The Billion Dollar Dodo

Question for you.

How was 2023 for you if you were a bridled white-eye, a flat pigtoe mussel or a Java Stingaree?

The answer, for that bird, mussel and fish respectively, is ‘not great’. You went extinct. You were one of 23 species that were officially declared extinct during last year, to join the 7 in 2022, the 23 again in 2021 and the 31 in 2020. Pity the Pinango Stub-foot toad: whilst you lot were doing lock-down quiz nights, the last one of them shuffled off this mortal coil in some Central American forest.

You have to go some to be declared extinct. In the old days, not being seen for 50 years did the trick- (on which basis, England’s world cup hopes are down the pan)- but now it is a much more scientific decision. When the people in white coats decide that the last one has died out without leaving a genetic successor, that’s your lot.

My go-to extinction is the Great Auk. On July 3rd, 1844, three Icelandic fishermen killed the last known pair whilst actually knowing that they were the last pair. Some museum curator had paid them to get the birds before anyone else did and, and this could only happen to a human, the one who had second thoughts trod on the last remaining egg whilst trying to get away from the melee. End of this gentle ‘northern penguin’. There are others, but they need not detain us….

….Because all over the place, geneticists and business people, who are both cleverer and richer than you and me, are doing what are called in the trade ‘de-extinctions’, or what you might call bringing extinct species back to life.

There are basically four ways that you can do try this: cloning (think: Dolly the Sheep); genome editing; back breeding (when you try to find a few things that look like what you are after, and then keep breeding them until you have roughly what you want); and iterative evolution (when something else evolves where the extinct thing was, in exactly the same conditions, and becomes nearly identical.)
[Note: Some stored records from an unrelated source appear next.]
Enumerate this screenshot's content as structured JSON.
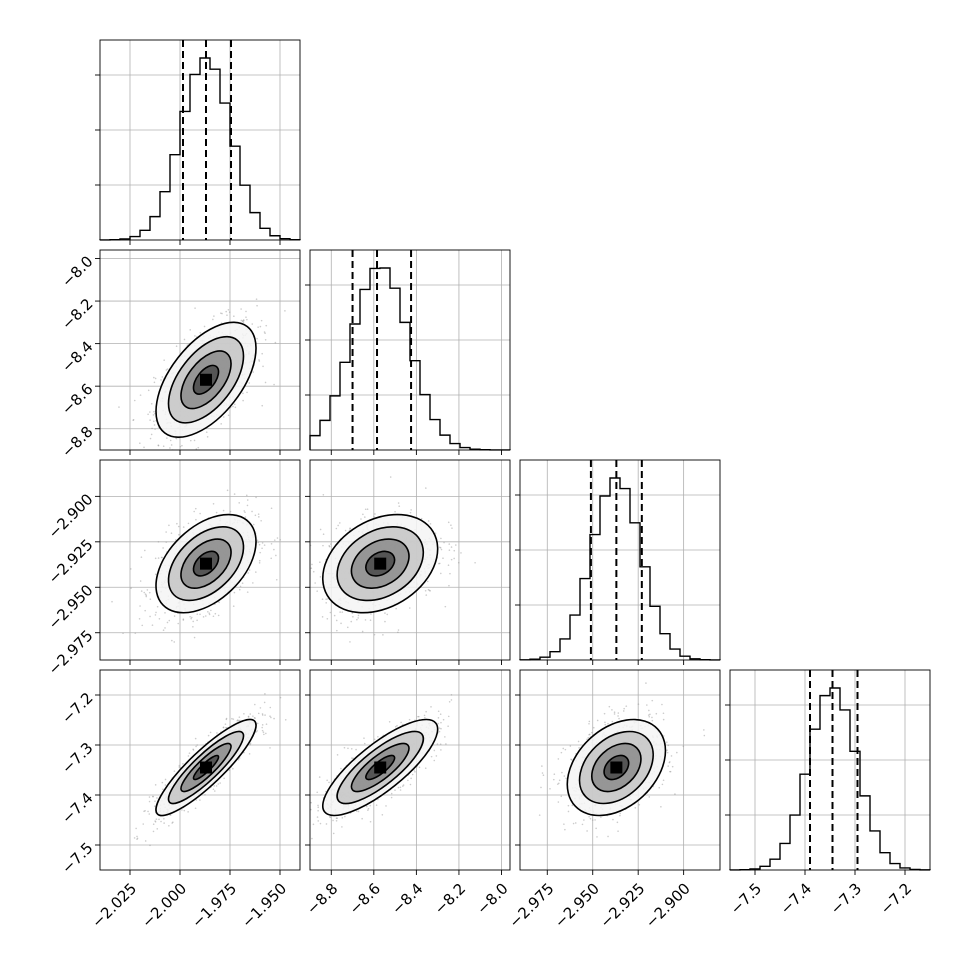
{
  "chart_data": {
    "type": "corner",
    "grid": true,
    "colors": {
      "line": "#000000",
      "grid": "#b0b0b0",
      "scatter": "#9a9a9a"
    },
    "parameters": [
      {
        "index": 0,
        "mean": -1.987,
        "sd": 0.0125,
        "range": [
          -2.04,
          -1.94
        ],
        "ticks": [
          -2.025,
          -2.0,
          -1.975,
          -1.95
        ],
        "tick_labels": [
          "−2.025",
          "−2.000",
          "−1.975",
          "−1.950"
        ],
        "quantiles": [
          -1.9985,
          -1.987,
          -1.9745
        ]
      },
      {
        "index": 1,
        "mean": -8.57,
        "sd": 0.135,
        "range": [
          -8.9,
          -7.96
        ],
        "ticks": [
          -8.8,
          -8.6,
          -8.4,
          -8.2,
          -8.0
        ],
        "tick_labels": [
          "−8.8",
          "−8.6",
          "−8.4",
          "−8.2",
          "−8.0"
        ],
        "quantiles": [
          -8.7,
          -8.585,
          -8.425
        ]
      },
      {
        "index": 2,
        "mean": -2.937,
        "sd": 0.0135,
        "range": [
          -2.99,
          -2.88
        ],
        "ticks": [
          -2.975,
          -2.95,
          -2.925,
          -2.9
        ],
        "tick_labels": [
          "−2.975",
          "−2.950",
          "−2.925",
          "−2.900"
        ],
        "quantiles": [
          -2.951,
          -2.937,
          -2.923
        ]
      },
      {
        "index": 3,
        "mean": -7.345,
        "sd": 0.048,
        "range": [
          -7.55,
          -7.15
        ],
        "ticks": [
          -7.5,
          -7.4,
          -7.3,
          -7.2
        ],
        "tick_labels": [
          "−7.5",
          "−7.4",
          "−7.3",
          "−7.2"
        ],
        "quantiles": [
          -7.39,
          -7.345,
          -7.295
        ]
      }
    ],
    "y_tick_labels": {
      "1": [
        "−8.0",
        "−8.2",
        "−8.4",
        "−8.6",
        "−8.8"
      ],
      "2": [
        "−2.900",
        "−2.925",
        "−2.950",
        "−2.975"
      ],
      "3": [
        "−7.2",
        "−7.3",
        "−7.4",
        "−7.5"
      ]
    },
    "correlations": [
      {
        "row": 1,
        "col": 0,
        "rho": 0.55
      },
      {
        "row": 2,
        "col": 0,
        "rho": 0.45
      },
      {
        "row": 2,
        "col": 1,
        "rho": 0.3
      },
      {
        "row": 3,
        "col": 0,
        "rho": 0.88
      },
      {
        "row": 3,
        "col": 1,
        "rho": 0.8
      },
      {
        "row": 3,
        "col": 2,
        "rho": 0.35
      }
    ],
    "contour_levels_sigma": [
      0.5,
      1.0,
      1.5,
      2.0
    ]
  }
}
The nearest one to home involves the aurochs, the prototype cow that is the ancestor of all the cows around these parts today. There are two heavily-funded projects in Europe working to get something like the old aurochs back into the wild areas of the continent, to do roughly what any local conservation cow would do for free,if you happened to choose the right breed. Next up will be the tarpan- the forerunner of the horse- whose thundering hooves it was that coincidentally brought the first apple seeds to western Europe.

In Australia, it is the Tasmanian Thylacene (like a thin tiger, but much, much uglier); in the USA, amongst other things, it is the Passenger Pigeon, once the most numerous bird in the world, so they think, that had the gross misfortune to be knocking about the mid west when the three inventions came together simultaneously: breech loading shotguns, railroads and refrigeration encouraged every man and his wife to shoot them off the branches of trees at night once they were roosting. The last one, called Martha, died in a Cincinatti zoo around the start of World War One.
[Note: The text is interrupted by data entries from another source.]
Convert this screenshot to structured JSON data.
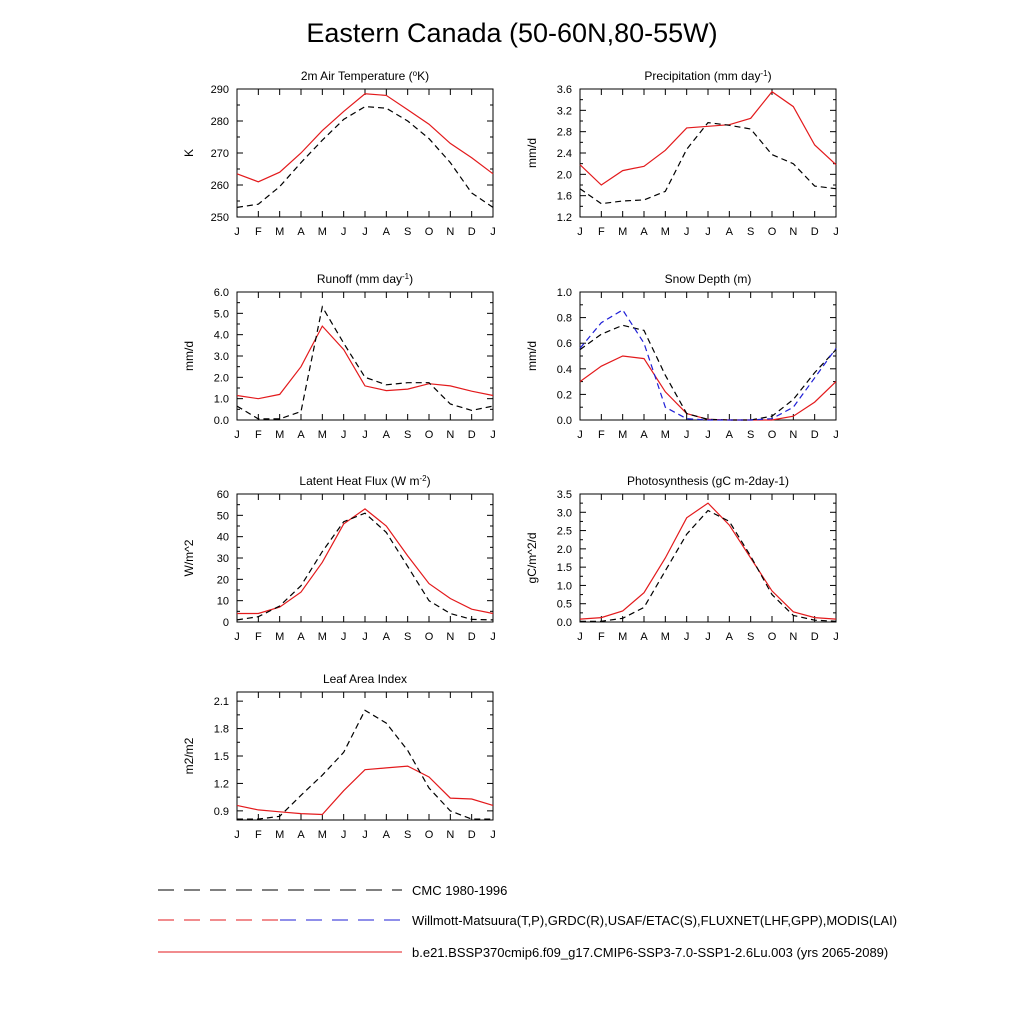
{
  "title": "Eastern Canada (50-60N,80-55W)",
  "months": [
    "J",
    "F",
    "M",
    "A",
    "M",
    "J",
    "J",
    "A",
    "S",
    "O",
    "N",
    "D",
    "J"
  ],
  "colors": {
    "model": "#e31a1c",
    "obs": "#000000",
    "obs_alt": "#1f1fd6"
  },
  "legend": {
    "items": [
      {
        "label": "CMC 1980-1996",
        "style": "dash-black"
      },
      {
        "label": "Willmott-Matsuura(T,P),GRDC(R),USAF/ETAC(S),FLUXNET(LHF,GPP),MODIS(LAI)",
        "style": "dash-red-blue"
      },
      {
        "label": "b.e21.BSSP370cmip6.f09_g17.CMIP6-SSP3-7.0-SSP1-2.6Lu.003 (yrs 2065-2089)",
        "style": "solid-red"
      }
    ]
  },
  "chart_data": [
    {
      "type": "line",
      "title": "2m Air Temperature (°K)",
      "ylabel": "K",
      "ylim": [
        250,
        290
      ],
      "yticks": [
        250,
        260,
        270,
        280,
        290
      ],
      "yticklabels": [
        "250",
        "260",
        "270",
        "280",
        "290"
      ],
      "x": [
        "J",
        "F",
        "M",
        "A",
        "M",
        "J",
        "J",
        "A",
        "S",
        "O",
        "N",
        "D",
        "J"
      ],
      "series": [
        {
          "style": "solid",
          "color": "#e31a1c",
          "values": [
            263.5,
            261,
            264,
            270,
            277,
            283,
            288.5,
            288,
            283.5,
            279,
            273,
            268.5,
            263.5
          ]
        },
        {
          "style": "dashed",
          "color": "#000000",
          "values": [
            253,
            254,
            259.5,
            267,
            274,
            280.5,
            284.5,
            284,
            280,
            274.5,
            267,
            257.5,
            253
          ]
        }
      ]
    },
    {
      "type": "line",
      "title": "Precipitation (mm day-1)",
      "ylabel": "mm/d",
      "ylim": [
        1.2,
        3.6
      ],
      "yticks": [
        1.2,
        1.6,
        2.0,
        2.4,
        2.8,
        3.2,
        3.6
      ],
      "yticklabels": [
        "1.2",
        "1.6",
        "2.0",
        "2.4",
        "2.8",
        "3.2",
        "3.6"
      ],
      "x": [
        "J",
        "F",
        "M",
        "A",
        "M",
        "J",
        "J",
        "A",
        "S",
        "O",
        "N",
        "D",
        "J"
      ],
      "series": [
        {
          "style": "solid",
          "color": "#e31a1c",
          "values": [
            2.18,
            1.8,
            2.07,
            2.15,
            2.45,
            2.87,
            2.9,
            2.93,
            3.05,
            3.55,
            3.27,
            2.55,
            2.18
          ]
        },
        {
          "style": "dashed",
          "color": "#000000",
          "values": [
            1.73,
            1.45,
            1.5,
            1.52,
            1.68,
            2.47,
            2.97,
            2.92,
            2.85,
            2.37,
            2.2,
            1.78,
            1.73
          ]
        }
      ]
    },
    {
      "type": "line",
      "title": "Runoff (mm day-1)",
      "ylabel": "mm/d",
      "ylim": [
        0,
        6
      ],
      "yticks": [
        0,
        1,
        2,
        3,
        4,
        5,
        6
      ],
      "yticklabels": [
        "0.0",
        "1.0",
        "2.0",
        "3.0",
        "4.0",
        "5.0",
        "6.0"
      ],
      "x": [
        "J",
        "F",
        "M",
        "A",
        "M",
        "J",
        "J",
        "A",
        "S",
        "O",
        "N",
        "D",
        "J"
      ],
      "series": [
        {
          "style": "solid",
          "color": "#e31a1c",
          "values": [
            1.15,
            1.0,
            1.2,
            2.5,
            4.4,
            3.3,
            1.6,
            1.38,
            1.45,
            1.7,
            1.6,
            1.35,
            1.15
          ]
        },
        {
          "style": "dashed",
          "color": "#000000",
          "values": [
            0.65,
            0.05,
            0.05,
            0.4,
            5.3,
            3.6,
            2.0,
            1.65,
            1.75,
            1.75,
            0.75,
            0.45,
            0.65
          ]
        }
      ]
    },
    {
      "type": "line",
      "title": "Snow Depth (m)",
      "ylabel": "mm/d",
      "ylim": [
        0,
        1.0
      ],
      "yticks": [
        0,
        0.2,
        0.4,
        0.6,
        0.8,
        1.0
      ],
      "yticklabels": [
        "0.0",
        "0.2",
        "0.4",
        "0.6",
        "0.8",
        "1.0"
      ],
      "x": [
        "J",
        "F",
        "M",
        "A",
        "M",
        "J",
        "J",
        "A",
        "S",
        "O",
        "N",
        "D",
        "J"
      ],
      "series": [
        {
          "style": "solid",
          "color": "#e31a1c",
          "values": [
            0.3,
            0.42,
            0.5,
            0.48,
            0.22,
            0.05,
            0.005,
            0.0,
            0.0,
            0.0,
            0.03,
            0.14,
            0.3
          ]
        },
        {
          "style": "dashed",
          "color": "#000000",
          "values": [
            0.55,
            0.67,
            0.74,
            0.7,
            0.35,
            0.05,
            0.005,
            0.0,
            0.0,
            0.03,
            0.16,
            0.37,
            0.55
          ]
        },
        {
          "style": "dashed",
          "color": "#1f1fd6",
          "values": [
            0.56,
            0.76,
            0.86,
            0.6,
            0.1,
            0.01,
            0.0,
            0.0,
            0.0,
            0.01,
            0.1,
            0.33,
            0.56
          ]
        }
      ]
    },
    {
      "type": "line",
      "title": "Latent Heat Flux (W m-2)",
      "ylabel": "W/m^2",
      "ylim": [
        0,
        60
      ],
      "yticks": [
        0,
        10,
        20,
        30,
        40,
        50,
        60
      ],
      "yticklabels": [
        "0",
        "10",
        "20",
        "30",
        "40",
        "50",
        "60"
      ],
      "x": [
        "J",
        "F",
        "M",
        "A",
        "M",
        "J",
        "J",
        "A",
        "S",
        "O",
        "N",
        "D",
        "J"
      ],
      "series": [
        {
          "style": "solid",
          "color": "#e31a1c",
          "values": [
            4,
            4,
            7,
            14,
            28,
            46,
            53,
            45,
            31,
            18,
            11,
            6,
            4
          ]
        },
        {
          "style": "dashed",
          "color": "#000000",
          "values": [
            1,
            2.5,
            7.5,
            17,
            33,
            47,
            51,
            42,
            26,
            10,
            4,
            1.2,
            1
          ]
        }
      ]
    },
    {
      "type": "line",
      "title": "Photosynthesis (gC m-2day-1)",
      "ylabel": "gC/m^2/d",
      "ylim": [
        0,
        3.5
      ],
      "yticks": [
        0,
        0.5,
        1.0,
        1.5,
        2.0,
        2.5,
        3.0,
        3.5
      ],
      "yticklabels": [
        "0.0",
        "0.5",
        "1.0",
        "1.5",
        "2.0",
        "2.5",
        "3.0",
        "3.5"
      ],
      "x": [
        "J",
        "F",
        "M",
        "A",
        "M",
        "J",
        "J",
        "A",
        "S",
        "O",
        "N",
        "D",
        "J"
      ],
      "series": [
        {
          "style": "solid",
          "color": "#e31a1c",
          "values": [
            0.08,
            0.12,
            0.3,
            0.8,
            1.75,
            2.85,
            3.25,
            2.65,
            1.75,
            0.85,
            0.28,
            0.12,
            0.08
          ]
        },
        {
          "style": "dashed",
          "color": "#000000",
          "values": [
            0.02,
            0.02,
            0.1,
            0.4,
            1.4,
            2.4,
            3.05,
            2.75,
            1.8,
            0.75,
            0.18,
            0.05,
            0.02
          ]
        }
      ]
    },
    {
      "type": "line",
      "title": "Leaf Area Index",
      "ylabel": "m2/m2",
      "ylim": [
        0.8,
        2.2
      ],
      "yticks": [
        0.9,
        1.2,
        1.5,
        1.8,
        2.1
      ],
      "yticklabels": [
        "0.9",
        "1.2",
        "1.5",
        "1.8",
        "2.1"
      ],
      "x": [
        "J",
        "F",
        "M",
        "A",
        "M",
        "J",
        "J",
        "A",
        "S",
        "O",
        "N",
        "D",
        "J"
      ],
      "series": [
        {
          "style": "solid",
          "color": "#e31a1c",
          "values": [
            0.96,
            0.91,
            0.89,
            0.87,
            0.86,
            1.12,
            1.35,
            1.37,
            1.39,
            1.27,
            1.04,
            1.03,
            0.96
          ]
        },
        {
          "style": "dashed",
          "color": "#000000",
          "values": [
            0.81,
            0.81,
            0.84,
            1.07,
            1.29,
            1.54,
            2.0,
            1.86,
            1.56,
            1.15,
            0.9,
            0.81,
            0.81
          ]
        }
      ]
    }
  ]
}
This is big business. A company in Dallas that is working on the mammoth and the dodo is currently being valued at around $1.5 billion, and employing a large number of rather brilliant scientists.

Now, with the possible exception of the mammoth (who might eat the dead grass that would allow sunlight onto newer vegetation, and crush the snow that is stopping the tundra freezing by insulating it against the cold), no one has offered me any particularly compelling reasons why we want these things back. Extinction, after all, is the norm -(we will go that way ourselves sooner or later), and survival the exception.

Which makes it all look a bit contrived to this non-scientist. I reckon that I could put up a pretty good case to get all these scientists, and all this money, to protecting and enhancing what we actually have. I know that I bang on about it a lot, but that’s because I worry about it a lot. Saving things is so much cheaper and more successful than trying to recreate them, we should try it a bit more often.

So when someone comes asking for an investment from you to get the dodo back up in your skies again, show him the door, and remind him that the dodo never flew in the first place…

…which is why it is no longer with us.